David Habarugira

Personal information
- Full name: David Habarugira
- Date of birth: 16 August 1988 (age 37)
- Place of birth: Bujumbura, Burundi
- Height: 1.85 m (6 ft 1 in)
- Position: Centre-back

Team information
- Current team: Léopold FC

Youth career
- 2002–2006: Anderlecht

Senior career*
- Years: Team / Apps / (Gls)
- 2007–2009: Anderlecht / 1 / (0)
- 2007–2008: → Saint-Gilloise (loan) / 24 / (0)
- 2009–2010: D.C. United / 0 / (0)
- 2012–2014: FC Brussels / 39 / (2)
- 2014–2015: Sint-Truiden / 22 / (0)
- 2015–2017: Lierse / 27 / (1)
- 2017–2018: Lierse II
- 2018–2019: Stade Lausanne / 3 / (0)
- 2020–: Léopold FC
- Total:  / 116 / (3)

International career
- 2008–2014: Burundi / 9 / (1)

= David Habarugira =

Burundian footballer

David Habarugira (born 16 August 1988 in Bujumbura) is a Burundian footballer who plays for Léopold FC.

==Career==

===Club===
Habarugira grew up in Brussels, and began his career in 2002 playing in the youth system of storied Belgian club Anderlecht. He began his professional career in 2007 on loan to Union Saint-Gilloise, having been made being part of the team's EXQI League squad in the 2007–08 season. He played his first professional game on 22 September 2007 against Kortrijk.

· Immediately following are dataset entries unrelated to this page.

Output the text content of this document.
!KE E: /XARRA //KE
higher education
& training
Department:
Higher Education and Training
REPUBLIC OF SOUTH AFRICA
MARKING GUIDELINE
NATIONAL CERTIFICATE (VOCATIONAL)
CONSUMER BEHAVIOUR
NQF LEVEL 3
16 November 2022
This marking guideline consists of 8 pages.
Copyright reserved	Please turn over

Habarugira signed with Major League Soccer side D.C. United on 14 August 2009. He made appearances for the team in the CONCACAF Champions League. He was released by D.C. United on 20 January 2010.

===International===
Habarugira is a full international for the Burundi national football team. He made his first appearance for the team on 1 June 2008 in a 2010 FIFA World Cup qualifier against the Seychelles.

==Personal life==
David's brother, Jean-Paul Habarugira, is also a professional soccer player, for Atlético Olympic and the national side.